1) As has been already mentioned, the control of muscle mass needs to be addressed, so that in a microgravity environment you get muscle rather than fat. Some sort of control of bone density is probably a good idea, too. Presumably the first generation of flight animals has to be raised in a non-zero-gravity environment, so there has to be some sort of internal switch or complementary regulatory pathway for the animal to function in both environments.
2) Assuming we're not talking monkeys or apes, a certain amount of forepaw dexterity needs to be introduced. After all, food won't just sit around waiting to be eaten - the animal will need to be able to hold it.

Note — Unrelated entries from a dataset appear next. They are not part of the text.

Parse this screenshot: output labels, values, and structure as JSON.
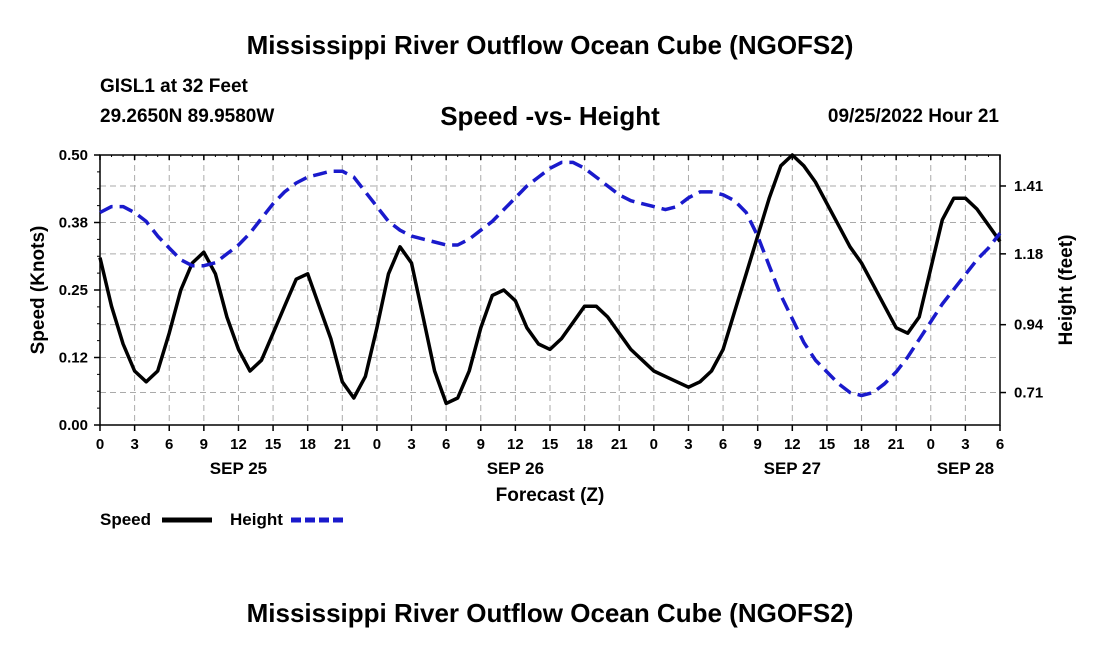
{
  "header": {
    "title": "Mississippi River Outflow Ocean Cube (NGOFS2)",
    "station": "GISL1 at 32 Feet",
    "coords": "29.2650N  89.9580W",
    "subtitle": "Speed -vs- Height",
    "datetime": "09/25/2022 Hour 21"
  },
  "footer": {
    "title": "Mississippi River Outflow Ocean Cube (NGOFS2)"
  },
  "colors": {
    "speed": "#000000",
    "height": "#1a1acc",
    "grid": "#aaaaaa"
  },
  "chart_data": {
    "type": "line",
    "title": "Speed -vs- Height",
    "xlabel": "Forecast (Z)",
    "ylabel": "Speed (Knots)",
    "y2label": "Height (feet)",
    "xlim_hours": [
      0,
      78
    ],
    "ylim": [
      0,
      0.5
    ],
    "y2lim": [
      0.6,
      1.515
    ],
    "grid": true,
    "legend_position": "bottom-left",
    "x_tick_labels": [
      "0",
      "3",
      "6",
      "9",
      "12",
      "15",
      "18",
      "21",
      "0",
      "3",
      "6",
      "9",
      "12",
      "15",
      "18",
      "21",
      "0",
      "3",
      "6",
      "9",
      "12",
      "15",
      "18",
      "21",
      "0",
      "3",
      "6"
    ],
    "date_labels": [
      {
        "label": "SEP 25",
        "hour": 12
      },
      {
        "label": "SEP 26",
        "hour": 36
      },
      {
        "label": "SEP 27",
        "hour": 60
      },
      {
        "label": "SEP 28",
        "hour": 75
      }
    ],
    "y_ticks": [
      0.0,
      0.125,
      0.25,
      0.375,
      0.5
    ],
    "y_tick_labels": [
      "0.00",
      "0.12",
      "0.25",
      "0.38",
      "0.50"
    ],
    "y2_ticks": [
      0.71,
      0.94,
      1.18,
      1.41
    ],
    "y2_tick_labels": [
      "0.71",
      "0.94",
      "1.18",
      "1.41"
    ],
    "series": [
      {
        "name": "Speed",
        "axis": "left",
        "style": "solid",
        "points": [
          [
            0,
            0.31
          ],
          [
            1,
            0.22
          ],
          [
            2,
            0.15
          ],
          [
            3,
            0.1
          ],
          [
            4,
            0.08
          ],
          [
            5,
            0.1
          ],
          [
            6,
            0.17
          ],
          [
            7,
            0.25
          ],
          [
            8,
            0.3
          ],
          [
            9,
            0.32
          ],
          [
            10,
            0.28
          ],
          [
            11,
            0.2
          ],
          [
            12,
            0.14
          ],
          [
            13,
            0.1
          ],
          [
            14,
            0.12
          ],
          [
            15,
            0.17
          ],
          [
            16,
            0.22
          ],
          [
            17,
            0.27
          ],
          [
            18,
            0.28
          ],
          [
            19,
            0.22
          ],
          [
            20,
            0.16
          ],
          [
            21,
            0.08
          ],
          [
            22,
            0.05
          ],
          [
            23,
            0.09
          ],
          [
            24,
            0.18
          ],
          [
            25,
            0.28
          ],
          [
            26,
            0.33
          ],
          [
            27,
            0.3
          ],
          [
            28,
            0.2
          ],
          [
            29,
            0.1
          ],
          [
            30,
            0.04
          ],
          [
            31,
            0.05
          ],
          [
            32,
            0.1
          ],
          [
            33,
            0.18
          ],
          [
            34,
            0.24
          ],
          [
            35,
            0.25
          ],
          [
            36,
            0.23
          ],
          [
            37,
            0.18
          ],
          [
            38,
            0.15
          ],
          [
            39,
            0.14
          ],
          [
            40,
            0.16
          ],
          [
            41,
            0.19
          ],
          [
            42,
            0.22
          ],
          [
            43,
            0.22
          ],
          [
            44,
            0.2
          ],
          [
            45,
            0.17
          ],
          [
            46,
            0.14
          ],
          [
            47,
            0.12
          ],
          [
            48,
            0.1
          ],
          [
            49,
            0.09
          ],
          [
            50,
            0.08
          ],
          [
            51,
            0.07
          ],
          [
            52,
            0.08
          ],
          [
            53,
            0.1
          ],
          [
            54,
            0.14
          ],
          [
            55,
            0.21
          ],
          [
            56,
            0.28
          ],
          [
            57,
            0.35
          ],
          [
            58,
            0.42
          ],
          [
            59,
            0.48
          ],
          [
            60,
            0.5
          ],
          [
            61,
            0.48
          ],
          [
            62,
            0.45
          ],
          [
            63,
            0.41
          ],
          [
            64,
            0.37
          ],
          [
            65,
            0.33
          ],
          [
            66,
            0.3
          ],
          [
            67,
            0.26
          ],
          [
            68,
            0.22
          ],
          [
            69,
            0.18
          ],
          [
            70,
            0.17
          ],
          [
            71,
            0.2
          ],
          [
            72,
            0.29
          ],
          [
            73,
            0.38
          ],
          [
            74,
            0.42
          ],
          [
            75,
            0.42
          ],
          [
            76,
            0.4
          ],
          [
            77,
            0.37
          ],
          [
            78,
            0.34
          ]
        ]
      },
      {
        "name": "Height",
        "axis": "right",
        "style": "dashed",
        "points": [
          [
            0,
            1.32
          ],
          [
            1,
            1.34
          ],
          [
            2,
            1.34
          ],
          [
            3,
            1.32
          ],
          [
            4,
            1.29
          ],
          [
            5,
            1.24
          ],
          [
            6,
            1.2
          ],
          [
            7,
            1.16
          ],
          [
            8,
            1.14
          ],
          [
            9,
            1.14
          ],
          [
            10,
            1.15
          ],
          [
            11,
            1.18
          ],
          [
            12,
            1.21
          ],
          [
            13,
            1.25
          ],
          [
            14,
            1.3
          ],
          [
            15,
            1.35
          ],
          [
            16,
            1.39
          ],
          [
            17,
            1.42
          ],
          [
            18,
            1.44
          ],
          [
            19,
            1.45
          ],
          [
            20,
            1.46
          ],
          [
            21,
            1.46
          ],
          [
            22,
            1.44
          ],
          [
            23,
            1.39
          ],
          [
            24,
            1.34
          ],
          [
            25,
            1.29
          ],
          [
            26,
            1.26
          ],
          [
            27,
            1.24
          ],
          [
            28,
            1.23
          ],
          [
            29,
            1.22
          ],
          [
            30,
            1.21
          ],
          [
            31,
            1.21
          ],
          [
            32,
            1.23
          ],
          [
            33,
            1.26
          ],
          [
            34,
            1.29
          ],
          [
            35,
            1.33
          ],
          [
            36,
            1.37
          ],
          [
            37,
            1.41
          ],
          [
            38,
            1.44
          ],
          [
            39,
            1.47
          ],
          [
            40,
            1.49
          ],
          [
            41,
            1.49
          ],
          [
            42,
            1.47
          ],
          [
            43,
            1.44
          ],
          [
            44,
            1.41
          ],
          [
            45,
            1.38
          ],
          [
            46,
            1.36
          ],
          [
            47,
            1.35
          ],
          [
            48,
            1.34
          ],
          [
            49,
            1.33
          ],
          [
            50,
            1.34
          ],
          [
            51,
            1.37
          ],
          [
            52,
            1.39
          ],
          [
            53,
            1.39
          ],
          [
            54,
            1.38
          ],
          [
            55,
            1.36
          ],
          [
            56,
            1.32
          ],
          [
            57,
            1.24
          ],
          [
            58,
            1.14
          ],
          [
            59,
            1.04
          ],
          [
            60,
            0.96
          ],
          [
            61,
            0.88
          ],
          [
            62,
            0.82
          ],
          [
            63,
            0.78
          ],
          [
            64,
            0.74
          ],
          [
            65,
            0.71
          ],
          [
            66,
            0.7
          ],
          [
            67,
            0.71
          ],
          [
            68,
            0.74
          ],
          [
            69,
            0.78
          ],
          [
            70,
            0.83
          ],
          [
            71,
            0.89
          ],
          [
            72,
            0.95
          ],
          [
            73,
            1.01
          ],
          [
            74,
            1.06
          ],
          [
            75,
            1.11
          ],
          [
            76,
            1.16
          ],
          [
            77,
            1.2
          ],
          [
            78,
            1.25
          ]
        ]
      }
    ]
  }
}
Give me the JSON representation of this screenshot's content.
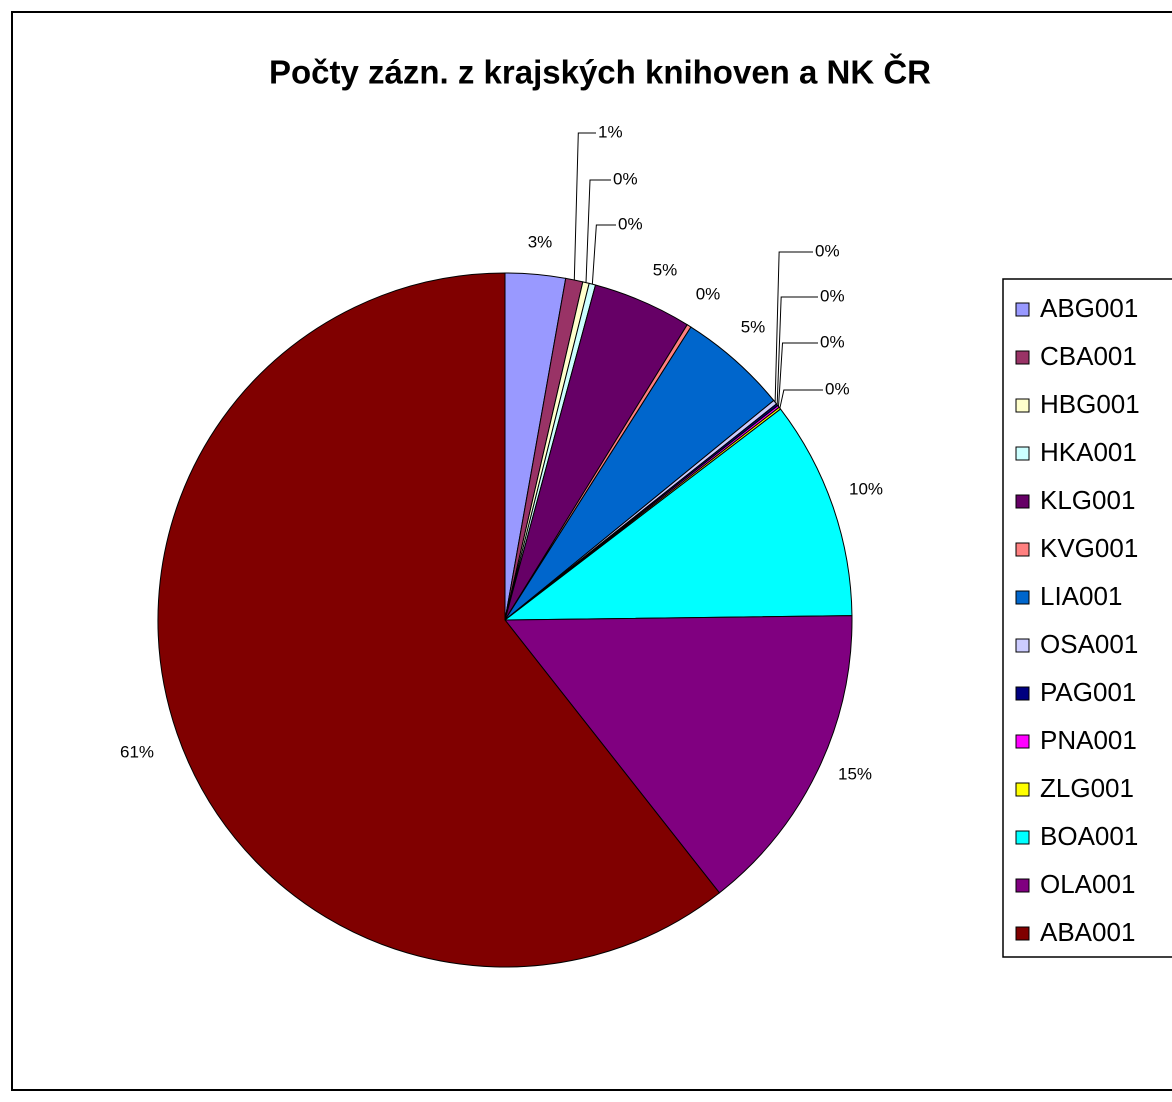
{
  "chart_data": {
    "type": "pie",
    "title": "Počty zázn. z krajských knihoven a NK ČR",
    "categories": [
      "ABG001",
      "CBA001",
      "HBG001",
      "HKA001",
      "KLG001",
      "KVG001",
      "LIA001",
      "OSA001",
      "PAG001",
      "PNA001",
      "ZLG001",
      "BOA001",
      "OLA001",
      "ABA001"
    ],
    "values": [
      2.8,
      0.8,
      0.3,
      0.3,
      4.6,
      0.2,
      5.1,
      0.2,
      0.1,
      0.1,
      0.1,
      10.2,
      14.6,
      60.6
    ],
    "value_labels": [
      "3%",
      "1%",
      "0%",
      "0%",
      "5%",
      "0%",
      "5%",
      "0%",
      "0%",
      "0%",
      "0%",
      "10%",
      "15%",
      "61%"
    ],
    "colors": [
      "#9999ff",
      "#993366",
      "#ffffcc",
      "#ccffff",
      "#660066",
      "#ff8080",
      "#0066cc",
      "#ccccff",
      "#000080",
      "#ff00ff",
      "#ffff00",
      "#00ffff",
      "#800080",
      "#800000"
    ],
    "legend": "right"
  }
}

3) Really, really important - poop modification. It's hard to imagine an animal that can be vacuum-toilet trained. Something like rabbit pellets would be a really good idea, and I don't know what you'll do about urine. Birds, as they don't really have urine, might be a good idea.
ETA: And I'll make that 4) efficiency. Meat production is wildly inefficient in terms of resources. I don't have a reference, but my memory suggests that, as a rule of thumb, production of a calorie of meat takes land that would otherwise have produced 10 calories of vegetable foods. This means that, for instance, if your astronauts want 1/3 of their calories as meat, they need 4 times as much hydroponics capacity as they would if they went vegetarian. The increased volume and mass associated with this bigger farm area might well be a problem.
So you'd want to engineer for quite extraordinary metabolic efficiency, as well as the other things.